November 2008
Si il y'a un truc que je n'aime pas au Canada, c'est leur manie des alarmes incendies qui se déclenchent tout le temps, et leurs détecteurs de fumées au plafond, les sprinklers et les haut-parleurs criards qui vont avec. Yurk. Non. Fuck.
A Calgary, je n'aimais pas les alarmes incendies à 6h du mat', surtout pour se retrouver en tong par -40°C.
A Montréal, dans ma résidence, les alarmes sonnent pendant la journée, à cause des ouvriers qui font des travaux (longue histoire). Résultats des courses : quand ça sonne à 8h du mat', ou à 14h, plus personne n'a envie de se bouger de son appart pour descendre dehors. A force de crier au loup, plus personne n'a peur du loup…
Et puis à Montréal, parfois, ça sonne la nuit.
Septembre, 2h du mat'. Je dormais depuis déjà un moment, et le bazar commence à hurler (pas de voix nasillarde qui parle ici par contre). Je sors dans le couloir. Mon coloc' et moi nous nous regardons, et nous demandons si on est censé évacuer. Finalement, on se change, ou on s'emmitoufle et on descend nos escaliers (heureusement que je vis au troisième). On s'assoit sur le trottoir avec lassitude. On attend. Déjà 7 camions de pompiers (et attention, c'est les camions chromés comme dans les films américains hein !). Et puis on peut rentrer. Un gamin qui a fait cramer sa poêle à mon étage : c'est vrai que ça sentait le brûlé. Un mec bourré s'est mangé une porte en descendant les escaliers, la moitié des résidents n'ont pas évacués, bilan : les pompiers pas contents, mais pas contents du tout, les soldats de feu (et on les comprends).

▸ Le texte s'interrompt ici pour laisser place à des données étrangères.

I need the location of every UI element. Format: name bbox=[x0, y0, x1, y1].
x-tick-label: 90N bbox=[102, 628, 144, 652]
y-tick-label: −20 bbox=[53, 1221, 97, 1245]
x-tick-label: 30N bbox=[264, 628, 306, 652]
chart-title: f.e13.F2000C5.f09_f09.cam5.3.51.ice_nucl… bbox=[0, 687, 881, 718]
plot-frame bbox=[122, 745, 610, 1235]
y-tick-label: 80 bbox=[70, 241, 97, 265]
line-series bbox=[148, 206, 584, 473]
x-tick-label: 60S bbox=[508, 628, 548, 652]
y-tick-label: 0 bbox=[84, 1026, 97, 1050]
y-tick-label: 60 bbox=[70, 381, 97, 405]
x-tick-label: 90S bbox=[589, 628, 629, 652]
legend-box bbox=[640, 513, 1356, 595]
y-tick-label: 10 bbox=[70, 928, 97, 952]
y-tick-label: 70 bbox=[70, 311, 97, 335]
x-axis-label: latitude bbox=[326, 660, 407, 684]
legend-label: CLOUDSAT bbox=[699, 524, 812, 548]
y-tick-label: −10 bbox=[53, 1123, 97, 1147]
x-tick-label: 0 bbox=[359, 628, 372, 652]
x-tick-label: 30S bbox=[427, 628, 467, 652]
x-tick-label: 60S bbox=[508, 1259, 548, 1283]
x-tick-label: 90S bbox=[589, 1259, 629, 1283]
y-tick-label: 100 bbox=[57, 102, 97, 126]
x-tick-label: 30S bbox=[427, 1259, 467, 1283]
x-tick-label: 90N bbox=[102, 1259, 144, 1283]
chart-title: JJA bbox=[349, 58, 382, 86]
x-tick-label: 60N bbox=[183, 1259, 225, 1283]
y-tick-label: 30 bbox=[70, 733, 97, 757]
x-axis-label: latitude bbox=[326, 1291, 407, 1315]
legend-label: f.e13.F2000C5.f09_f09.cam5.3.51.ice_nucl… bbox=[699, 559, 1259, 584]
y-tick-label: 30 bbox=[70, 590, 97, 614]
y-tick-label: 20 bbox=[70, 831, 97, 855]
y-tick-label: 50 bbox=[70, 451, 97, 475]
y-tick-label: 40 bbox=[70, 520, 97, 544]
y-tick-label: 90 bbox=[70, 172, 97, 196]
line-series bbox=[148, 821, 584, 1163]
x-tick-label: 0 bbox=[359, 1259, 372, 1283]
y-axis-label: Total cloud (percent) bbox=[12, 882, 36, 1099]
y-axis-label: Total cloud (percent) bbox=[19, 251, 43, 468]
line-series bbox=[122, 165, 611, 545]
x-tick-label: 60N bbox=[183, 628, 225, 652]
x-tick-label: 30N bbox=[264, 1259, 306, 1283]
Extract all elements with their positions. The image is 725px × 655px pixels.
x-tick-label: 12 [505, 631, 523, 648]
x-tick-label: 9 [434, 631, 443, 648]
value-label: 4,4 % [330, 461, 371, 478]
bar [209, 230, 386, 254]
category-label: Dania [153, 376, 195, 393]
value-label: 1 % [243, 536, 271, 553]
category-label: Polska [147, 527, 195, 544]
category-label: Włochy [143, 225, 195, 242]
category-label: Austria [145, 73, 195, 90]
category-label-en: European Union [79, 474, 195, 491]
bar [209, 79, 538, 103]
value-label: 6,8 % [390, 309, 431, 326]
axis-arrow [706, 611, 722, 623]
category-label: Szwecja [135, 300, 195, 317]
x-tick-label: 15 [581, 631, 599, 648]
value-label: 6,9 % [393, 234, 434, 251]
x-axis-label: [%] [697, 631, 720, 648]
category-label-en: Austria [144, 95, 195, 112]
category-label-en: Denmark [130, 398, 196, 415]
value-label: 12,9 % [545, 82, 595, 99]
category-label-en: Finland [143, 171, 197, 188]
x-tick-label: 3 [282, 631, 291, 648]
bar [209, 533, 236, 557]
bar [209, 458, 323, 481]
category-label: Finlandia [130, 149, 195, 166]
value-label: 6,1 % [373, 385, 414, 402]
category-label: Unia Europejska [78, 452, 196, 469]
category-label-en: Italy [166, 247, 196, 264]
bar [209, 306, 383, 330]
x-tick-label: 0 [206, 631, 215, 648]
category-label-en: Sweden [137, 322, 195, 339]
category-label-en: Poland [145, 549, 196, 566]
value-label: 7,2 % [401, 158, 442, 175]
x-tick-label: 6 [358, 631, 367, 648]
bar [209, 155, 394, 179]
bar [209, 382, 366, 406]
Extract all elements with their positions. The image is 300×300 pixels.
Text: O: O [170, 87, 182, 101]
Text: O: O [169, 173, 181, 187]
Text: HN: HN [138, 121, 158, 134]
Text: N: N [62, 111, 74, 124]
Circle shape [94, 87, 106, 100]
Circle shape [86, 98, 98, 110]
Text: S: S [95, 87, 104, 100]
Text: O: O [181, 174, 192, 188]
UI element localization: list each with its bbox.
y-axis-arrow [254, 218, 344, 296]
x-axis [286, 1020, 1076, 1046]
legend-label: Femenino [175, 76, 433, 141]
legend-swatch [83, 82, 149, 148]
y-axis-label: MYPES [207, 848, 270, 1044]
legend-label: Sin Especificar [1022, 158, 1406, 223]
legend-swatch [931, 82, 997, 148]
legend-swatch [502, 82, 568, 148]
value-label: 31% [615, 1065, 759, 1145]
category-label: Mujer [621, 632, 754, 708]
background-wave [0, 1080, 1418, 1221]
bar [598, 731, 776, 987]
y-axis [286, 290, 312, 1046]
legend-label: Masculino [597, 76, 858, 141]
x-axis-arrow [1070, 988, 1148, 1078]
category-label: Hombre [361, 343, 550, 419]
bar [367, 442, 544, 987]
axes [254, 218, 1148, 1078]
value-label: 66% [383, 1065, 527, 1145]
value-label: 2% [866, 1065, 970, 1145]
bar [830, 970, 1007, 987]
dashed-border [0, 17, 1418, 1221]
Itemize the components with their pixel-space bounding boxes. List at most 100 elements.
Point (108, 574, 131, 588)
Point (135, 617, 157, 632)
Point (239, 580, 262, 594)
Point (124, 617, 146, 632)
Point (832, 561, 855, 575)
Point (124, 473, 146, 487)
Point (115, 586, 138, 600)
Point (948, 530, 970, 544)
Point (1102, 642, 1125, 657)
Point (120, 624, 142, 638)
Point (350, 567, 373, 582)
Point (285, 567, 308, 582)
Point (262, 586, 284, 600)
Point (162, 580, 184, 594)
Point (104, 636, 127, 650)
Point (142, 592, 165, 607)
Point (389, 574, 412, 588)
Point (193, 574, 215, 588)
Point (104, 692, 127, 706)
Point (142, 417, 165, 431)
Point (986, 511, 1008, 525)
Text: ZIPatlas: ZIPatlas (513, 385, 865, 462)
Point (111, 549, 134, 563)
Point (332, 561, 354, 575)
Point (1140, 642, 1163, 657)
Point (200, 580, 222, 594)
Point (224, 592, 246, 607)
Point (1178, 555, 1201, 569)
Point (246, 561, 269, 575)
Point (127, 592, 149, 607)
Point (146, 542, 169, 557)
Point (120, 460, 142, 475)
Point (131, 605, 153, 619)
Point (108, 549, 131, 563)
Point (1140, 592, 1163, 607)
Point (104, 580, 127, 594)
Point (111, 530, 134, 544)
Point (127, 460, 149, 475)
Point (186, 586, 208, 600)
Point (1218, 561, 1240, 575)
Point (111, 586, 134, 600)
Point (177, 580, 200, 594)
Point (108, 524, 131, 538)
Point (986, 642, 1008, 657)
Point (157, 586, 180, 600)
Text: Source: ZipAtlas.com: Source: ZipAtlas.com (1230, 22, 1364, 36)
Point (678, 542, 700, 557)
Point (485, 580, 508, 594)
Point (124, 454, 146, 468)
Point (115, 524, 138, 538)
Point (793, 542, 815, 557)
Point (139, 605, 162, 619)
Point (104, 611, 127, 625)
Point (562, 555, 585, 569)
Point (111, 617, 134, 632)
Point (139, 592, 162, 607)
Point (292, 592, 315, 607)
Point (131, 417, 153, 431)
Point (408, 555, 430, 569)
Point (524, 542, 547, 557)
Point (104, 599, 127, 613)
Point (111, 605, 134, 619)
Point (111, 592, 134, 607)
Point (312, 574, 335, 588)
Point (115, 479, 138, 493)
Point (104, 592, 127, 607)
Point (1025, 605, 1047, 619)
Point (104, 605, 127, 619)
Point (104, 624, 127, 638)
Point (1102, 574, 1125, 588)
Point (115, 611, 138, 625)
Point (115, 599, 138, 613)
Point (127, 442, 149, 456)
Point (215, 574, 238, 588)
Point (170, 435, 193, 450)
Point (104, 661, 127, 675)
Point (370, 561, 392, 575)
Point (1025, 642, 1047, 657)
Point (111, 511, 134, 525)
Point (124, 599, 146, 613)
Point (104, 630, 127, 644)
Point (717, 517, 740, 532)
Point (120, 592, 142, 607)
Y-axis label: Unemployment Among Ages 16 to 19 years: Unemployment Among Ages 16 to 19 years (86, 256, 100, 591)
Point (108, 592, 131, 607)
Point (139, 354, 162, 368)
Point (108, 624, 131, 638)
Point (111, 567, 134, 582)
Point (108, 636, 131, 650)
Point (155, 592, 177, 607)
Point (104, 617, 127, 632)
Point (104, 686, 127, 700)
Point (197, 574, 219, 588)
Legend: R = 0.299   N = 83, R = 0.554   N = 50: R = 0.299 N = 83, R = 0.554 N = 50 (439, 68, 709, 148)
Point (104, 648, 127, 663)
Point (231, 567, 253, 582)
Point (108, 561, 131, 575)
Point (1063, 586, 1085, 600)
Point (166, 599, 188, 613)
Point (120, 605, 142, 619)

Et là, 16 novembre, 1h du mat'. Déjà, il fait -5°C la nuit, c'est déjà plus énervant. Et puis il a plu toute la journée. On descend, bon gré mal gré (le jour, on attends que ça s'arrête, la nuit, on sort parce qu'on ne sait jamais). Sortie coté cour, je suis en flip flop dans une marre d'eau, mon pantalon de pyjama qui traine par terre est trempée, j'ai froid, je veux mon lit. On fait le tour du block pour aller coté rue. 3 camions de pompiers. On attend. L'évacuation continue, des étudiants bourrés sortent, bouteilles de vodka et de bières à la main. Un pompier me fait signe que c'est fini, j'entraine mon coloc' et on retourne se coucher sans demander nos restes. 3 alarmes d'appartements avaient été déclenchés sur les étages de McGill. Je me change de pantalon de pyjama, enlève ma doudoune, mon hoodie et dodo.
16 novembre. 1h30 du mat'. 5 minutes que j'étais au lit, nouvelle alarme incendie. Debout, j'enlève mes chaussettes rose, enfile mon hoodie, ma doudoune, embarque mon téléphone, et amorce ma descente en bas. Je décide, trop fatiguée, de me poser dans un des fauteuils du hall d'entrée. Endroit stratégique près de la porte. La cavalerie arrive de nouveau. Ainsi que le co-responsable de l'immeuble, Greg, prévenu par le gardien (Greg vit dans l'immeuble où je devais habiter avec Denis…). Cette fois-ci, c'est une alarme de palier qu'on a volontairement déclenché. Les pompiers pas contents, encore, la police arrive, et tout le monde est énervé. Quant à moi, j'ai senti l'angoisse monter, je ne pouvais plus respirer, je me suis crispée, j'ai eu très mal dans la poitrine, aux poumons, c'était un poignard que j'avais enfoncé. Mes colocs arrivent. Greg me voit, et appelle le 911. Alors voilà les Paramedics qui arrivent pour moi. Encore. Ils restent avec moi, le temps d'arriver à me calmer, à me faire respirer, etc… Je suis remontée chez moi à 3h30 du mat'. Quelques minutes après, Anatole et Edson revenait de leur potluck, et passait devant l'ambulance dans laquelle j'étais. Cet après-midi, je suis passé leur demander s'ils étaient là cette nuit, pendant les alarmes. Ces deux compères m'ont dit que non, qu'ils étaient rentrés, et avaient juste vu une ambulance garée devant l'immeuble.
- Anatole : "Huhu, y'a encore un mec qu'à du faire un coma éthylique, y'avait une ambulance, quand on est passé devant avec Edson, on s'est trop foutu de la gueule de la personne qu'était dedans !"
"C'était pour moi l'ambulance."
- Edson et Anatole (en choeurs) : "Ah merde !"
Bande d'enfoirés.
Réveil le lendemain à 11h, alors quand Maman attaque dès 12h sur la traduction de Ballet Shoes (je sous-traite ma révision à Mam'), forcément, je ne suis pas du tout d'attaque. Le chapitre 1 est terminé.